Kenzaburo Oe , 1935 yılında Japonya’nın Şikoku Adası’nda doğdu. Tokyo Üniversitesi’nde Fransız edebiyatı eğitimi gördü. Eserlerinde İkinci Dünya Savaşı sonrasında yetişen kuşağın hayal kırıklığını ve duygularını ifade etti. Güçlü toplumsal ve siyasal eleştirileriyle Japon edebiyatında kendine özgü bir yer edindi. Çarpıcı romanları ona dünya edebiyatında da önemli bir yer kazandırdı; Oe, 1994 Nobel Edebiyat Ödülü’yle onurlandırıldı.
Can YayınlarıKenzaburo Oe Kitapları
1964 – Kişisel Bir Sorun
Yazar: Kenzaburo Oe
Çevirmen: H. Can Erkin
Yayınevi: Can Yayınları
Sayfa Sayısı: 232
Kendini kandırma zehrini bir kez tadan insanlar, bir daha kendilerini asla kurtaramazlar…
Büyükşehir ortamındaki yalnızlaşma ve yabancılaşma sancılarından kurtuluşu Afrika gezisi hayallerinde arayan dershane öğretmeni Bird. Karısı her an doğum yapmak üzeredir ve evlendiği anda iyice azalan Afrika gezisine çıkma umudu, çocuğun doğumuyla tümüyle sönecektir. Bir de çocuk beyin fıtığı gibi ender rastlanan bir anormallikle doğuverince, Bird kendini bir karabasanın ortasında bulur. Yaşadığı utanç ve korku onu önce alkole ve sorumluluklarından kaçmaya, sonra çocuğu yeryüzünden bir an önce silinmesi gereken bir düşman olarak görmeye kadar götürecektir…
Kişisel Bir Sorun, kendisi de engelli bir çocuk sahibi olan 1994 Nobel Edebiyat Ödüllü Japon yazar Kenzaburo Oe’nin tüm dünyada tanınmasını sağlayan en önemli eserlerinden biri.
1966 – Kurbanı Beslemek
Yazar: Kenzaburo Oe
Çevirmen: Ali Volkan Erdemir
Yayınevi: Can Yayınları
Sayfa Sayısı: 224
Eeyore, görmek denilen şey, hayal gücünü kullanarak objeleri algılamaktan başka bir şey değildir ki.
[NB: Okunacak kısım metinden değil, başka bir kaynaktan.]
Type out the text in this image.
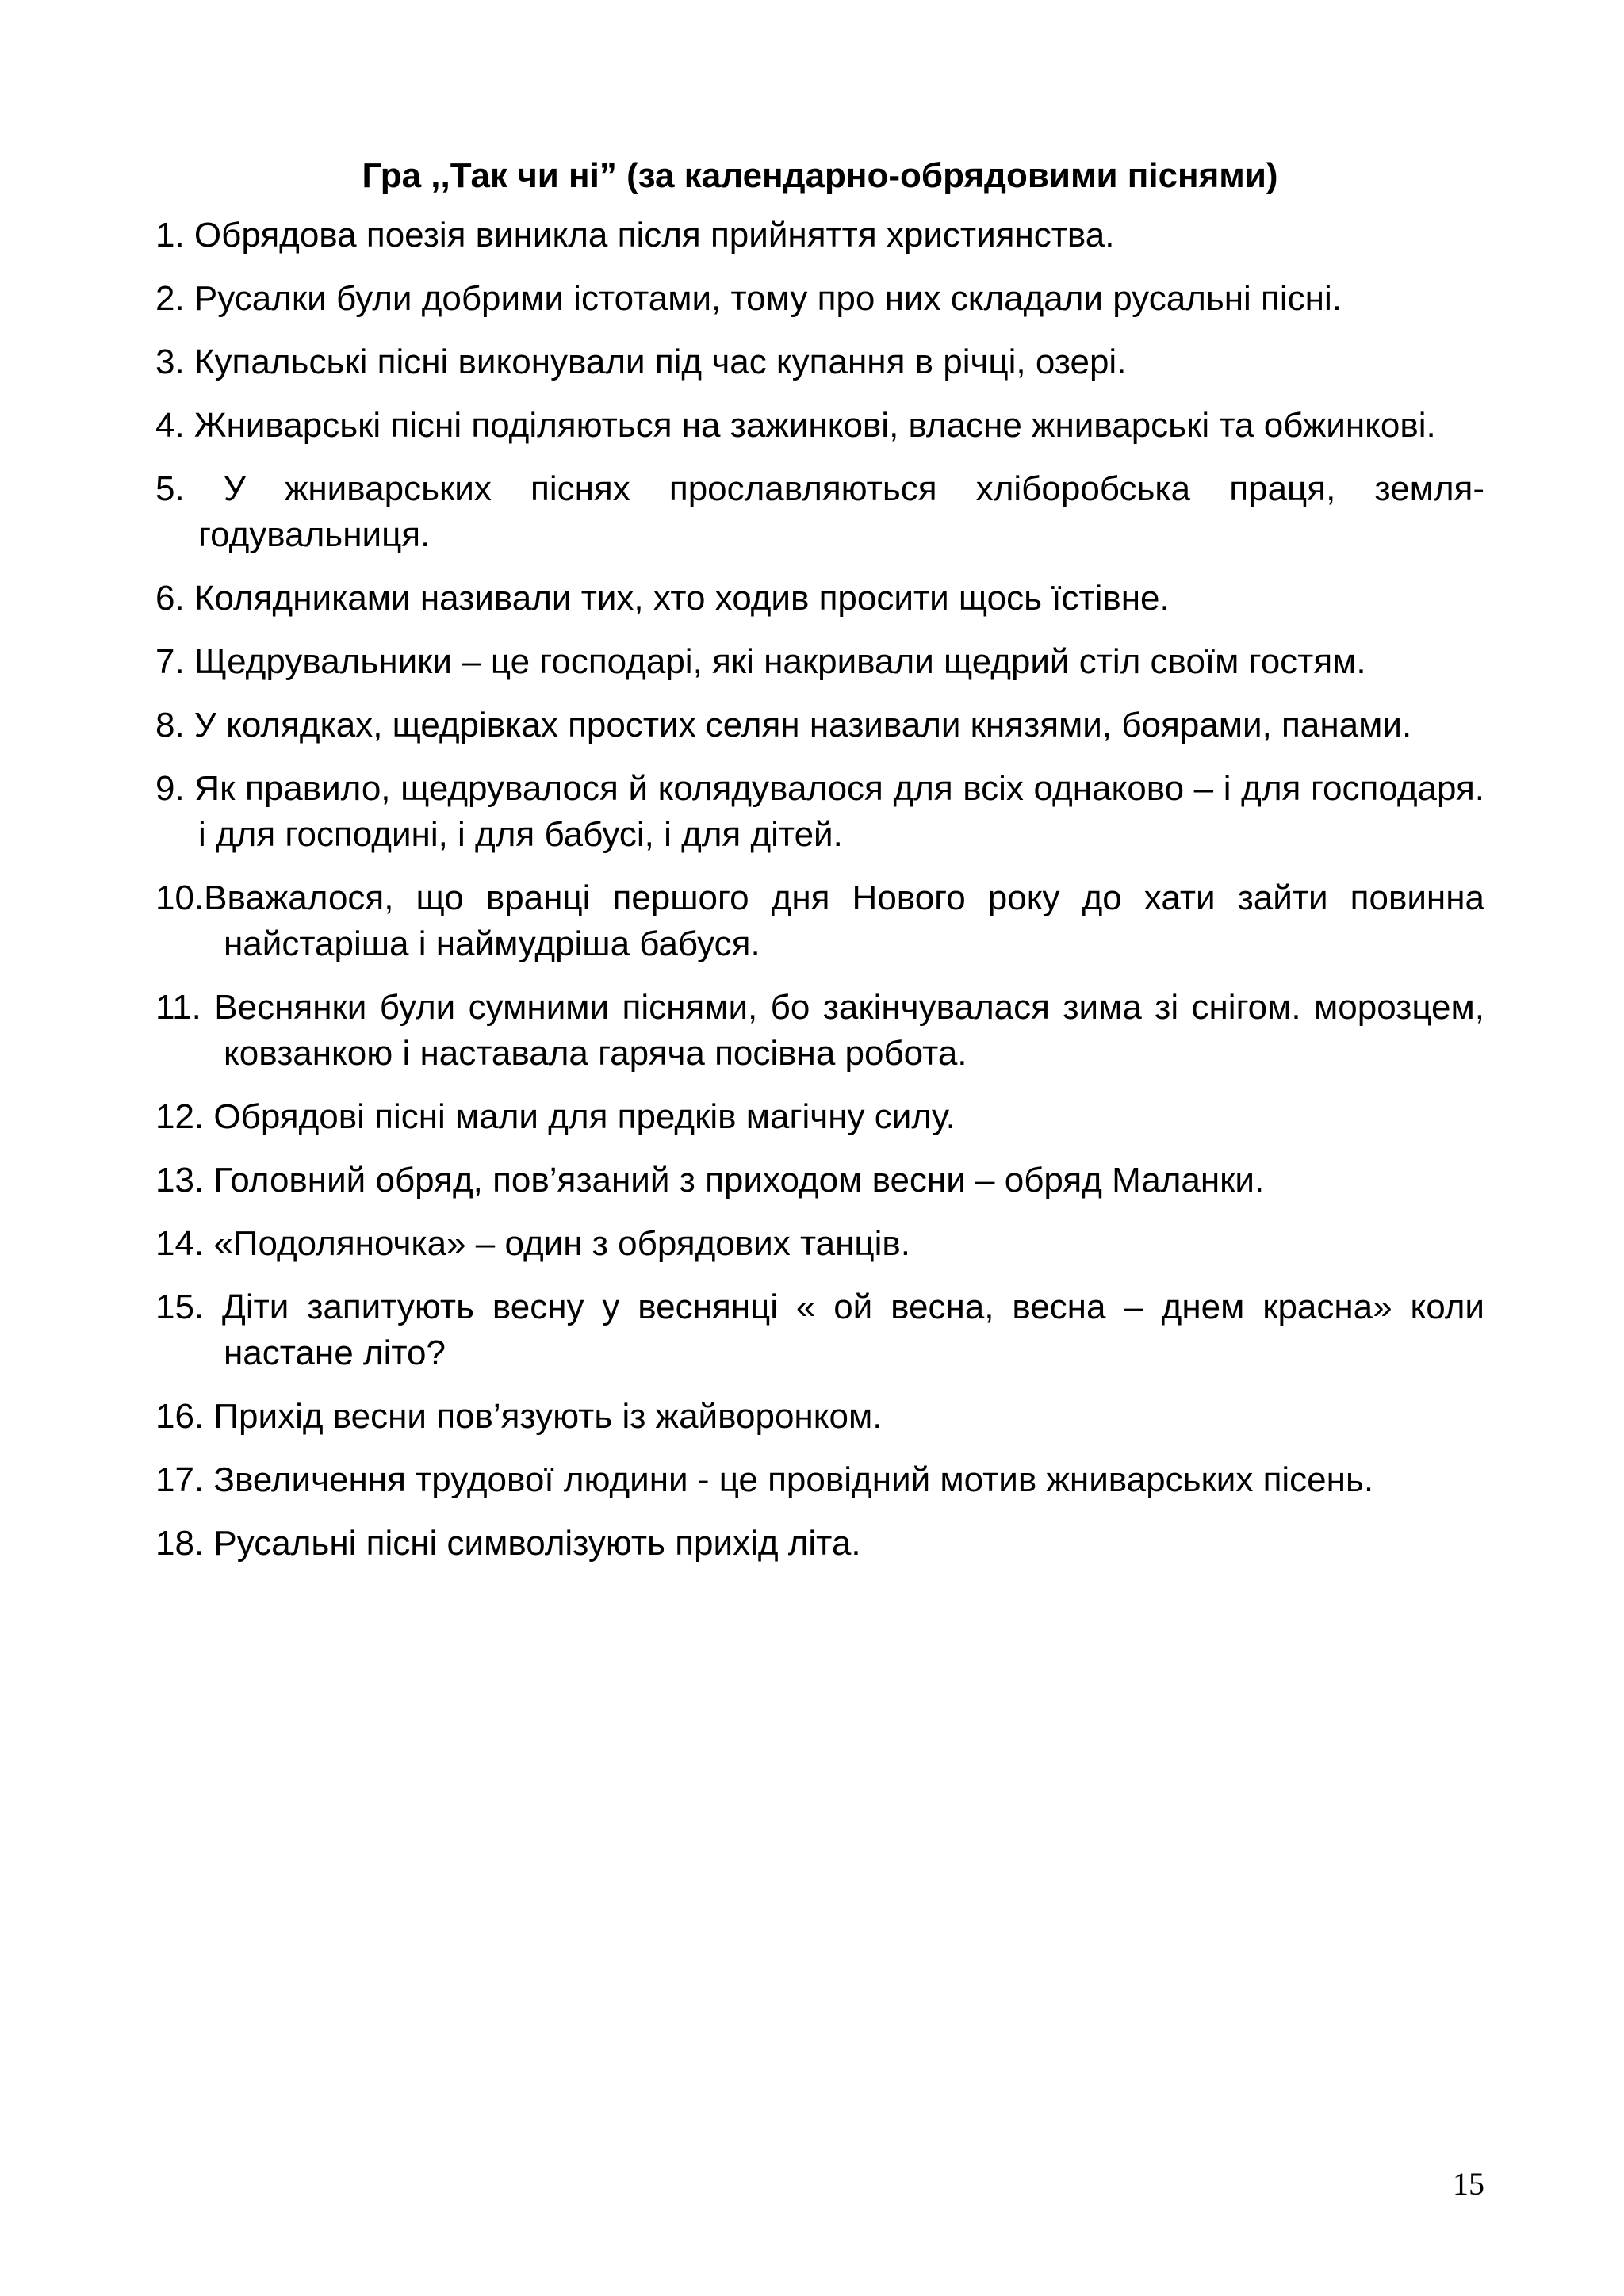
Гра ,,Так чи ні” (за календарно-обрядовими піснями)
1. Обрядова поезія виникла після прийняття християнства.
2. Русалки були добрими істотами, тому про них складали русальні пісні.
3. Купальські пісні виконували під час купання в річці, озері.
4. Жниварські пісні поділяються на зажинкові, власне жниварські та обжинкові.
5. У жниварських піснях прославляються хліборобська праця, земля-годувальниця.
6. Колядниками називали тих, хто ходив просити щось їстівне.
7. Щедрувальники – це господарі, які накривали щедрий стіл своїм гостям.
8. У колядках, щедрівках простих селян називали князями, боярами, панами.
9. Як правило, щедрувалося й колядувалося для всіх однаково – і для господаря. і для господині, і для бабусі, і для дітей.
10.Вважалося, що вранці першого дня Нового року до хати зайти повинна найстаріша і наймудріша бабуся.
11. Веснянки були сумними піснями, бо закінчувалася зима зі снігом. морозцем, ковзанкою і наставала гаряча посівна робота.
12. Обрядові пісні мали для предків магічну силу.
13. Головний обряд, пов’язаний з приходом весни – обряд Маланки.
14. «Подоляночка» – один з обрядових танців.
15. Діти запитують весну у веснянці « ой весна, весна – днем красна» коли настане літо?
16. Прихід весни пов’язують із жайворонком.
17. Звеличення трудової людини - це провідний мотив жниварських пісень.
18. Русальні пісні символізують прихід літа.
15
Eeyore, senin göz sinirlerin düzgün çalışsaydı bile, hayvanları hayal etme isteğin olmadıktan sonra onları yine göremezdin. Burada karşımıza çıkan şeyler, günlük yaşantımızda görmeye alışık olduğumuz, onları algılamak için hayal gücümüzü azıcık bile çalıştırmamıza gerek olmayan şeyler değil Eeyore.
Mişima’nın, “Yaşayan en büyük Japon yazarlarından biri,” dediği Kenzaburo Oe, kitaba adını veren “Kurbanı Beslemek” adlı uzun öyküsünde en sıradan ve masum insanın nasıl bir canavara dönüşebileceğini, salt mimiklerle bile ırkçılığın nasıl usul usul beslenebileceğini anlatır.